The people on the two boats were stranded in the water and unable to get to shore, according to the report. As the fire consumed the dock, the boats were pulled back toward the dock in what survivors said was a fire-induced draft or vortex.
As they were pulled toward the dock, burning boats were breaking loose and floating away. One collided with a boat containing four survivors and caught it on fire, according to the report. The people on board jumped off into 41-degree water.
The other boat – which had 12 people on board – was also on a collision course with burning boats. One person jumped into the frigid water to try and divert the burning boats.
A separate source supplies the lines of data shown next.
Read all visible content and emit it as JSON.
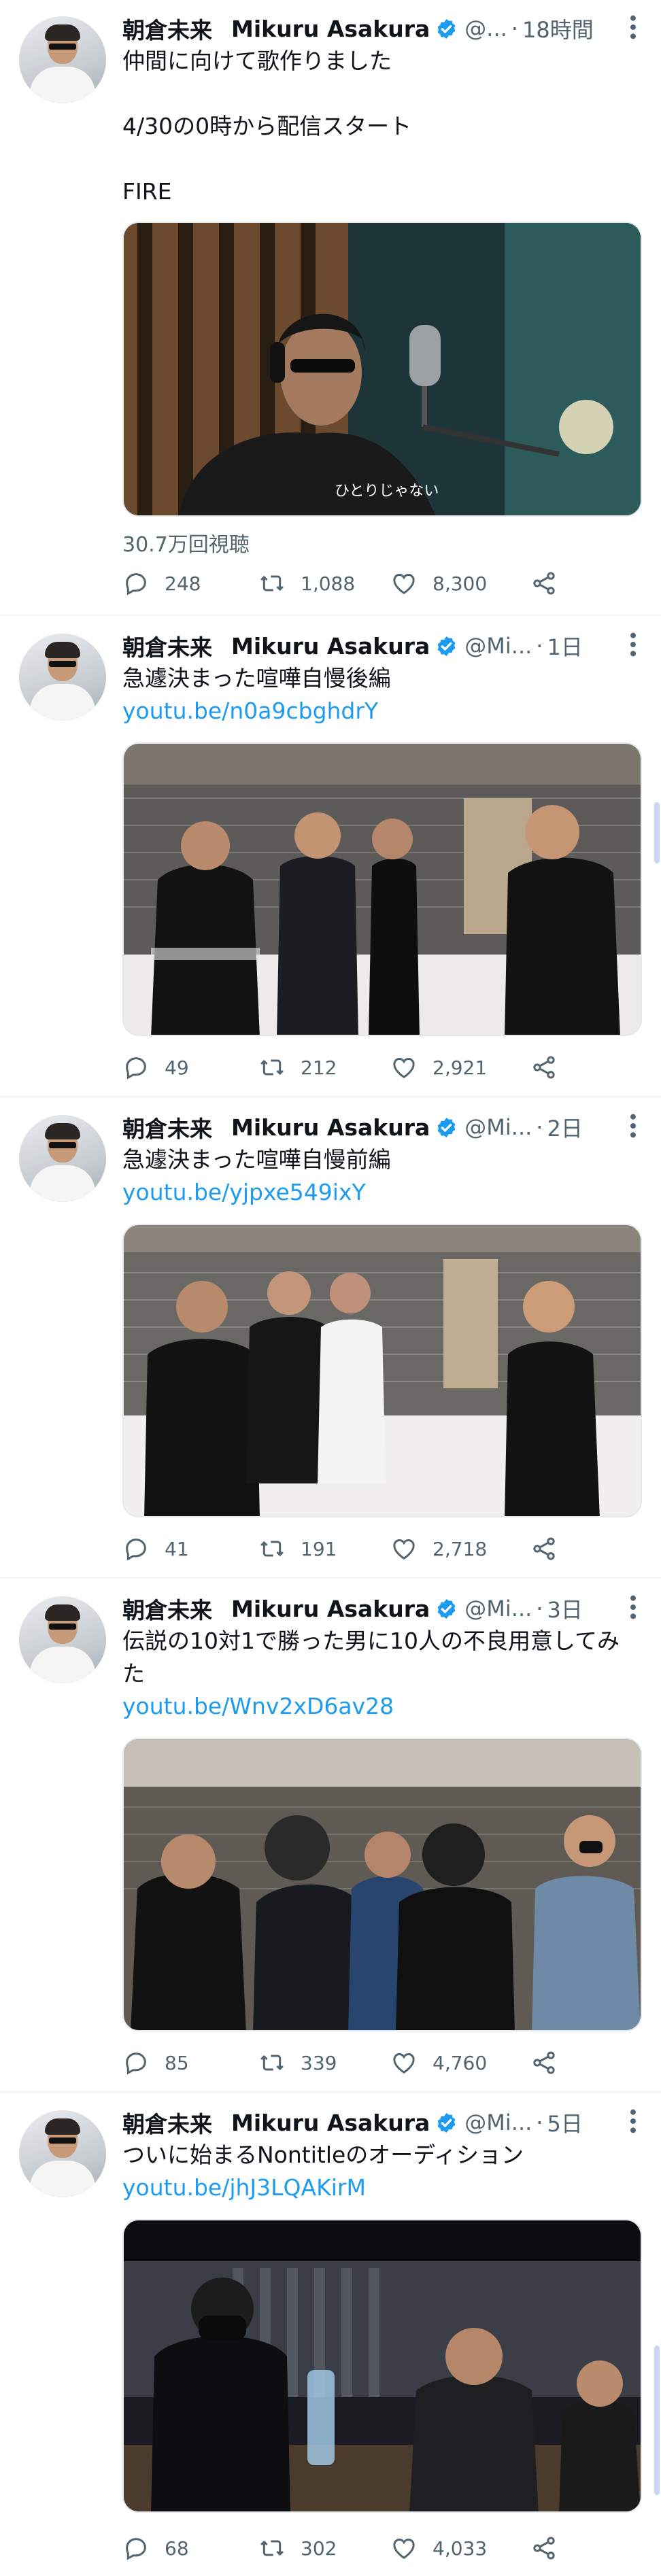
{
  "tweets": [
    {
      "name": "朝倉未来",
      "display_name": "Mikuru Asakura",
      "handle": "@...",
      "time": "18時間",
      "text": "仲間に向けて歌作りました\n\n4/30の0時から配信スタート\n\nFIRE",
      "link": "",
      "media_caption": "ひとりじゃない",
      "views": "30.7万回視聴",
      "replies": "248",
      "retweets": "1,088",
      "likes": "8,300"
    },
    {
      "name": "朝倉未来",
      "display_name": "Mikuru Asakura",
      "handle": "@Mi...",
      "time": "1日",
      "text": "急遽決まった喧嘩自慢後編",
      "link": "youtu.be/n0a9cbghdrY",
      "media_caption": "",
      "views": "",
      "replies": "49",
      "retweets": "212",
      "likes": "2,921"
    },
    {
      "name": "朝倉未来",
      "display_name": "Mikuru Asakura",
      "handle": "@Mi...",
      "time": "2日",
      "text": "急遽決まった喧嘩自慢前編",
      "link": "youtu.be/yjpxe549ixY",
      "media_caption": "",
      "views": "",
      "replies": "41",
      "retweets": "191",
      "likes": "2,718"
    },
    {
      "name": "朝倉未来",
      "display_name": "Mikuru Asakura",
      "handle": "@Mi...",
      "time": "3日",
      "text": "伝説の10対1で勝った男に10人の不良用意してみた",
      "link": "youtu.be/Wnv2xD6av28",
      "media_caption": "",
      "views": "",
      "replies": "85",
      "retweets": "339",
      "likes": "4,760"
    },
    {
      "name": "朝倉未来",
      "display_name": "Mikuru Asakura",
      "handle": "@Mi...",
      "time": "5日",
      "text": "ついに始まるNontitleのオーディション",
      "link": "youtu.be/jhJ3LQAKirM",
      "media_caption": "",
      "views": "",
      "replies": "68",
      "retweets": "302",
      "likes": "4,033"
    }
  ],
  "colors": {
    "link": "#1d9bf0",
    "verified": "#1d9bf0",
    "secondary_text": "#536471"
  }
}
Not long after, a burning boat hit the vessel, catching it on fire. Four of the 11 people jumped; the other 7 had retreated to the boat’s cabin.
They were trapped there and died in the fire, the report says.
The people who died in the cabin were Grace Annette Watson Miles, 40, and her five children: Dezli Nicole Miles, 7; Kesston Damien Miles, 9; Traydon Dominic Miles, 10; Bryli Long, 16; and Christopher Zane Long, 19. Amanda Garrard Foster, 38, also died in the boat’s cabin. Yancey Roper, 54, drowned after jumping in the water.
None of the nine people who jumped into the water wore a life vest, according to the report. The survivors either swam to shore or were picked up by the Jackson County Rescue Squad.
Ultimately, the fire was ruled accidental, although there was not enough left of the Dixie Delight to determine the exact cause. The determination was made based on the owner’s account of what happened.
The Jackson County Park Marina did not get regular inspections, and didn’t need them under Alabama fire codes, the NTSB said.
Dock B at the marina was built in 2003, before the state adopted its current safety standards for marinas and boat docks.
The Scottsboro Fire Department did inspect the facility in 2012 and 2016 as a courtesy, the report states. The 2016 inspection found a charcoal grill and a gas can on the dock.
The report concludes that although the marina wasn’t required to adhere to existing fire codes, it should have had safety guidelines and measures in place to protect people and property there.”
“The Jackson County Park Marina did not observe several existing safety best practices and guidelines created for and used by the marina industry,” the report concluded. “Safety practices such as annual electrical inspections, employee fire training, biannual fire drills, and the development of a pre-fire plan with the fire department can better prepare marina staff and boat owners for a vessel or dock fire. In addition, a safety skiff, as recommended by guidelines, can be used by marina staff or first responders to assist in an emergency.”